Hasslein shrugged. “Perhaps. But let us imagine, then, that we have this capability. That we have made the, ah, infinite regression, and we are both the observers and the observed. And now let us look at time.”

“What would we see?” Walter asked.

“We might well see it as an infinity of parallel events, but not always parallel. Science fiction writers once called this, ah, ‘fan-shaped’ time; from ‘now’ there stretches forward a large number of alternative pathways. Some come back to the same path. Others lead very far away indeed. And thus, the choices made here determine different futures. In one of these futures, you will leave this building at eight-fifteen, precisely in time to be killed by an automobile which left the parking garage at eight-twelve.”

“I think I do not care for that future,” Walter said nervously. He laughed.

“Yes, but in another, you may leave here at eight-sixteen, and be perfectly safe,” Hasslein said. “Or the automobile does not leave the parking garage until eight-twenty because the driver received a telephone call. Yet, and this is the important point, each of those futures may be as real as any other.”

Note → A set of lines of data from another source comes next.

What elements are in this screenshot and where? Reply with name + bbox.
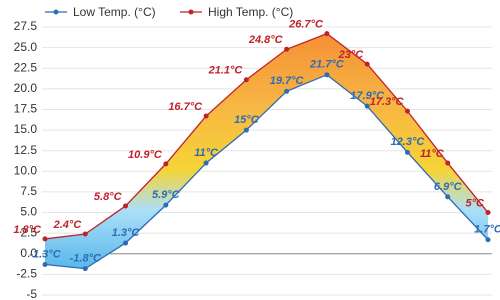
- data-point: [445, 194, 451, 200]
- data-point: [445, 160, 451, 166]
- data-point: [324, 72, 330, 78]
- data-point: [485, 237, 491, 243]
- value-label: 12.3°C: [391, 136, 426, 148]
- data-point: [364, 61, 370, 67]
- data-point: [82, 266, 88, 272]
- data-point: [243, 77, 249, 83]
- value-label: 10.9°C: [128, 149, 163, 161]
- range-band: [45, 33, 488, 269]
- y-tick-label: 25.0: [14, 40, 38, 54]
- value-label: 1.8°C: [13, 224, 42, 236]
- y-tick-label: 15.0: [14, 122, 38, 136]
- value-label: -1.8°C: [70, 253, 102, 265]
- value-label: 5°C: [466, 197, 486, 209]
- value-label: -1.3°C: [29, 248, 61, 260]
- value-label: 17.3°C: [370, 96, 405, 108]
- data-point: [243, 127, 249, 133]
- y-tick-label: 2.5: [20, 225, 37, 239]
- value-label: 16.7°C: [168, 101, 203, 113]
- value-label: 21.7°C: [309, 59, 345, 71]
- legend-marker: [53, 9, 59, 15]
- data-point: [324, 31, 330, 37]
- y-tick-label: 20.0: [14, 81, 38, 95]
- data-point: [82, 231, 88, 237]
- y-tick-label: 12.5: [14, 143, 38, 157]
- y-tick-label: 7.5: [20, 184, 37, 198]
- data-point: [163, 202, 169, 208]
- value-label: 15°C: [234, 114, 260, 126]
- data-point: [42, 236, 48, 242]
- value-label: 26.7°C: [288, 19, 324, 31]
- value-label: 19.7°C: [270, 75, 305, 87]
- y-tick-label: 17.5: [14, 102, 38, 116]
- legend-label: Low Temp. (°C): [73, 5, 156, 19]
- y-tick-label: 0.0: [20, 246, 37, 260]
- value-label: 21.1°C: [208, 65, 244, 77]
- value-label: 17.9°C: [350, 90, 385, 102]
- data-point: [42, 261, 48, 267]
- data-point: [404, 108, 410, 114]
- value-label: 1.3°C: [112, 227, 141, 239]
- data-point: [203, 113, 209, 119]
- data-point: [284, 88, 290, 94]
- value-label: 2.4°C: [53, 219, 83, 231]
- value-label: 5.8°C: [94, 191, 123, 203]
- value-label: 6.9°C: [434, 181, 463, 193]
- value-label: 11°C: [420, 148, 445, 160]
- data-point: [123, 203, 129, 209]
- y-tick-label: 27.5: [14, 19, 38, 33]
- y-tick-label: -5: [26, 287, 37, 300]
- data-point: [163, 161, 169, 167]
- y-tick-label: 5.0: [20, 205, 37, 219]
- legend-marker: [188, 9, 194, 15]
- value-label: 1.7°C: [474, 224, 500, 236]
- legend-label: High Temp. (°C): [208, 5, 293, 19]
- data-point: [364, 103, 370, 109]
- data-point: [123, 240, 129, 246]
- y-tick-label: 10.0: [14, 163, 38, 177]
- series-line: [44, 32, 489, 240]
- data-point: [284, 46, 290, 52]
- value-label: 5.9°C: [152, 189, 181, 201]
- y-tick-label: -2.5: [16, 267, 37, 281]
- value-label: 24.8°C: [248, 34, 284, 46]
- series-line: [44, 74, 489, 270]
- data-point: [485, 210, 491, 216]
- data-point: [404, 149, 410, 155]
- value-label: 11°C: [194, 147, 219, 159]
- y-tick-label: 22.5: [14, 60, 38, 74]
- value-label: 23°C: [338, 49, 365, 61]
- data-point: [203, 160, 209, 166]
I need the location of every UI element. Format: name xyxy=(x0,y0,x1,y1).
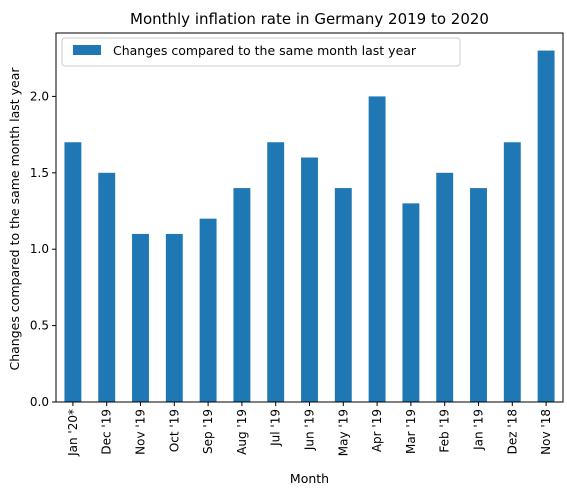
bar-1 xyxy=(98,172,116,402)
x-tick-label-1: Dec '19 xyxy=(100,409,114,455)
legend-label: Changes compared to the same month last … xyxy=(113,43,417,58)
bar-6 xyxy=(267,142,285,402)
x-tick-label-7: Jun '19 xyxy=(303,409,317,451)
x-tick-label-14: Nov '18 xyxy=(539,409,553,455)
bar-12 xyxy=(470,188,487,402)
x-tick-label-3: Oct '19 xyxy=(167,409,181,452)
legend-box xyxy=(61,37,461,67)
y-tick-label-1: 0.5 xyxy=(30,319,49,333)
bar-8 xyxy=(334,188,352,402)
legend-swatch xyxy=(73,45,101,55)
bar-13 xyxy=(503,142,521,402)
y-tick-label-4: 2.0 xyxy=(30,89,49,103)
x-tick-label-11: Feb '19 xyxy=(438,409,452,453)
y-tick-label-0: 0.0 xyxy=(30,395,49,409)
bar-10 xyxy=(402,203,420,402)
y-tick-label-3: 1.5 xyxy=(30,166,49,180)
y-axis-ticks: 0.0 0.5 1.0 1.5 2.0 xyxy=(30,89,56,409)
bar-9 xyxy=(368,96,386,402)
y-tick-label-2: 1.0 xyxy=(30,242,49,256)
bar-2 xyxy=(132,233,149,402)
chart-title: Monthly inflation rate in Germany 2019 t… xyxy=(130,10,489,28)
x-tick-label-5: Aug '19 xyxy=(235,409,249,455)
y-axis-label: Changes compared to the same month last … xyxy=(7,67,22,371)
x-tick-label-6: Jul '19 xyxy=(269,409,283,447)
bar-4 xyxy=(199,218,217,402)
x-tick-label-0: Jan '20* xyxy=(66,409,80,457)
x-tick-label-13: Dez '18 xyxy=(505,409,519,454)
x-tick-label-2: Nov '19 xyxy=(134,409,148,455)
bar-0 xyxy=(64,142,82,402)
x-axis-ticks: Jan '20* Dec '19 Nov '19 Oct '19 Sep '19 Aug … xyxy=(66,402,553,457)
x-tick-label-4: Sep '19 xyxy=(201,409,215,454)
bar-7 xyxy=(301,157,318,402)
x-tick-label-10: Mar '19 xyxy=(404,409,418,454)
x-tick-label-9: Apr '19 xyxy=(370,409,384,452)
bar-5 xyxy=(233,188,251,402)
bar-11 xyxy=(436,172,454,402)
plot-frame xyxy=(55,32,564,403)
x-tick-label-12: Jan '19 xyxy=(472,409,486,451)
bar-3 xyxy=(165,233,183,402)
bars-group xyxy=(64,50,555,402)
legend: Changes compared to the same month last … xyxy=(61,37,461,67)
bar-14 xyxy=(537,50,555,402)
x-tick-label-8: May '19 xyxy=(336,409,350,456)
x-axis-label: Month xyxy=(290,471,329,486)
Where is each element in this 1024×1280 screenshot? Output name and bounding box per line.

“But we wouldn’t experience more than one of those futures, would we, Dr. Hasslein?” the interviewer asked. He was now thoroughly confused.

“Certainly not,” Hasslein said. “Yet, each one would be real to the mythical observer who has achieved infinite regression. Now, I do not find it at all hard to believe that these apes have arrived here from one of the possible futures of this planet. To them, that future was very real. But, and I want to stress this, it need not be real to us. We can, perhaps, change that future. And indeed, I think it important that we do.”

“Well come back to Dr. Victor Hasslein as the Big News continues following station identification,” Walter said. “Now an important message.”

“I wish Milo had been here to explain that,” Zira said. She looked sadly around the cage.

“I am Chiquita Banana, and I’ve come to say, Bananas must be ripened in—”

Cornelius flung himself at the set and turned off the sound.

“That’s all we needed,” Zira said.

“Inappropriate,” Lewis agreed. “I suppose I should have expected it.”

Cornelius took a bunch of grapes from the table and passed them around. “Have some, dear,” he said. He gave Zira most of them. They ate in silence until the commercials were over, and Cornelius turned the sound back on.

“The Big News continues. This reporter will confess that he was impressed by the Ape-onauts, and I certainly applaud the president’s decision to transfer them from the Los Angeles Zoo to a hotel. They are no danger to us, and from what I’ve seen, they will be our friends.

“In other late breaking stories, criminals struck at a Los Angeles Savings and Loan for the third . . .”

Lewis switched off the set. “Congratulations,” he told them.

Zira and Cornelius smiled happily. “We won’t be sorry to leave,” Cornelius said. He looked around the cage, and at the place where Milo died. “We won’t be sorry at all.”